Some of Sperry's silkscreen photographs will be shown in an exhibit called I pass by at The Brink Gallery in Missoula for First Friday and through the rest of February. The images have the murky black-and-white style of X-rays or ultra-sounds, but with more mystery. His piece "and let the scenery easily enter my body" could be a mutation from a Rorschach test. Maybe you see a person's head bursting through a winter river. Or a black sun rising over a nuclear holocaust. You could, for instance, see a mask in one corner and down toward the bottom of the canvas, a horned creature walking upright through a forest. That's what I see; Sperry loves to keep the interpretation up for grabs. Other pieces take less guesswork. "the summer headdress," at first glance, evokes the bones of a skeleton but you can soon see it's the liquid-like blur of someone in a striped shirt wearing a headdress, her back to the camera. Sperry tells me the story behind this one: When he and his wife Casey (a photographer with a fashion blog), lived in Oklahoma, they went to a fair and played one of the games where you snare a rubber duck from a tub of water and win a prize. They won the headdress, and Sperry shot a candid photo of Casey wearing it one evening in their house.

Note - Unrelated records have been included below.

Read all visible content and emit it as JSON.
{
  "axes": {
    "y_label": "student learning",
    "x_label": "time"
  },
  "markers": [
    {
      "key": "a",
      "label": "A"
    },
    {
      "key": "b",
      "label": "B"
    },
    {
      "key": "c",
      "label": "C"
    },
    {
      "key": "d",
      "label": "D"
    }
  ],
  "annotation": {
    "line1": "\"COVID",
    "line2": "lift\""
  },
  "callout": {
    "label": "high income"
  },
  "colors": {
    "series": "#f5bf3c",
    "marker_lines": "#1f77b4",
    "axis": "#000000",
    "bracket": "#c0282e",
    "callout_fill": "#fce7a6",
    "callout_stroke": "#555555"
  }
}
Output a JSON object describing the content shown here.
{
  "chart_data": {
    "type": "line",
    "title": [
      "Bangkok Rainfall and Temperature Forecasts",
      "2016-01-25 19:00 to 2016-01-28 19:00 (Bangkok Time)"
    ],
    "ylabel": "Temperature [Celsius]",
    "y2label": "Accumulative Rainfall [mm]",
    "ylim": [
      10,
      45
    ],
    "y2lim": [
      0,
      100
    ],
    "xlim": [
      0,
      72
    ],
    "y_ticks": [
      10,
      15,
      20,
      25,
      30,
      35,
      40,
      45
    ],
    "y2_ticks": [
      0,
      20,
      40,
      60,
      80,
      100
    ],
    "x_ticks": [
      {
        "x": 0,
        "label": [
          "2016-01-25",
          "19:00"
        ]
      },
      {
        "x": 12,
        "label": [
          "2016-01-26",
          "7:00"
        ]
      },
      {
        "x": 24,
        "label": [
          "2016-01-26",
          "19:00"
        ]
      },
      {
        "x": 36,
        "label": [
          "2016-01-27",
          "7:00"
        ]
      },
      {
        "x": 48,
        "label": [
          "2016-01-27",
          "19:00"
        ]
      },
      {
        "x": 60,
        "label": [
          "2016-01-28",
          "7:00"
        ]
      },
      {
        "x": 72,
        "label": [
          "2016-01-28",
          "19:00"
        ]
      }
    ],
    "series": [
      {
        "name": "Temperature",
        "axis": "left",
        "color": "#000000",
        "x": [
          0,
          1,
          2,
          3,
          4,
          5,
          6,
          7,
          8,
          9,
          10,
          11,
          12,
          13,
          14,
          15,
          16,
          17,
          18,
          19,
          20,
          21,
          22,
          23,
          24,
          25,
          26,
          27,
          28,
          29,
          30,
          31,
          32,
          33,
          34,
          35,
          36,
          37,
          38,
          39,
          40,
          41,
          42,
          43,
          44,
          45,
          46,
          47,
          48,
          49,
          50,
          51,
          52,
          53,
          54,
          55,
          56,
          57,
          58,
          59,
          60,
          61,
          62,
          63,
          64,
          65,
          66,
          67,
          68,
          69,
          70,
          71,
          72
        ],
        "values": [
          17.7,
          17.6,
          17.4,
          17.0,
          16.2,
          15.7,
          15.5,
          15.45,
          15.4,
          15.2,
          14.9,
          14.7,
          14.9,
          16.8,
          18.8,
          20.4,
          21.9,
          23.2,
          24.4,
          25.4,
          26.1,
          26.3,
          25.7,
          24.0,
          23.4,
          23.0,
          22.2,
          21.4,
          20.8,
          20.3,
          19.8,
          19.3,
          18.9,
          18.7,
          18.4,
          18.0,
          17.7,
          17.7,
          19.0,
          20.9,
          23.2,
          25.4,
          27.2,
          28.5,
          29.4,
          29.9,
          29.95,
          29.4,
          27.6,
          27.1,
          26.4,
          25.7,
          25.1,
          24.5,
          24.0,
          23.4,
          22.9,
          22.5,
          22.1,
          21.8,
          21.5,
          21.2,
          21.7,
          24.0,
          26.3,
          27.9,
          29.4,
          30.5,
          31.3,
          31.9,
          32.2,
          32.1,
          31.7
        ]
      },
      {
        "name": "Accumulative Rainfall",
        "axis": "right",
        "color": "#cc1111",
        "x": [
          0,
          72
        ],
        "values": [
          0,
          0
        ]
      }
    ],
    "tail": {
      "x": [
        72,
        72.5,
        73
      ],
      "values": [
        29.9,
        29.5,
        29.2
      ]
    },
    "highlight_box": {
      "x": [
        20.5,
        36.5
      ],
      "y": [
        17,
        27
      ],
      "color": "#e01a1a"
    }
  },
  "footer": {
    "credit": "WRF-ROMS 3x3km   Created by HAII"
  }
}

The antique glass screens (sometimes mylar) of Sperry's cameras create half-tone dot patterns. It's old newspaper technology, the kind where you can discern the dot patterns up close but, from far away, the optical illusion provides a fully formed photograph.

Once Sperry is ready to reproduce the image on canvas, he mixes his own ink—often blue or different shades that come close to black—and recreates the image through hand-built screens. Even if he didn't blur something in the original photo, here's another chance for him to manipulate the image: streaking the ink or blurring the formerly clear lines alter the picture even more. Sometimes he adds colored ink afterward, or draws into the image.

"Every step plays a roll in producing the final image," he says. "It's only ever my intention to use those choices to tell a better story."

Sperry, 25, studied at Harrisburg Community College in Pennsylvania. He's not against digital, he says, but he's happy he was at the program when he was. He was in one of the last classes where film was emphasized. Within three years of his graduation the whole industry changed, he says. "The ratio of tradition versus digital completely reversed."

Artists like old cameras because they add a layer of nostalgia and they aren't always consistent, which leads to some quirky outcomes. Sperry calls his cameras "substandard antique cameras." Most of them use film that's no longer available, so he modifies them to shoot 35 mm. It gives him a closer, hands-on relationship to the inner-workings of his camera—one that some photographers never learn.

"I have a lot of cameras that are literally broken," he says, "or they were already really cheap cameras of their day. People buy them now to put on shelves. I buy them to take pictures. They can be really frustrating but sometimes those ones are the most successful."

Still, Sperry says, he doesn't rely on the camera for the artistry. The camera itself doesn't take weird photographs; it's mostly that Sperry breaks the rules of camera manuals. Don't shoot into the light, manuals say. Sperry points his camera at a streetlight in the night and comes up with images he loves.

"As long as you can create a film plane and expose light to it, you can make an image," he says. "I guess it's somewhat of a romantic notion that making images in this way is more truthful or genuine.  The reality, though, is that I embrace the lies that a camera can tell at almost every step. Any manner of truth is already in the image when it's initially shot, it's only my individual slant that gets added throughout the process." 

I pass by opens at The Brink Gallery Friday, Feb. 3, with a reception from 5 to 8:30 PM. Free.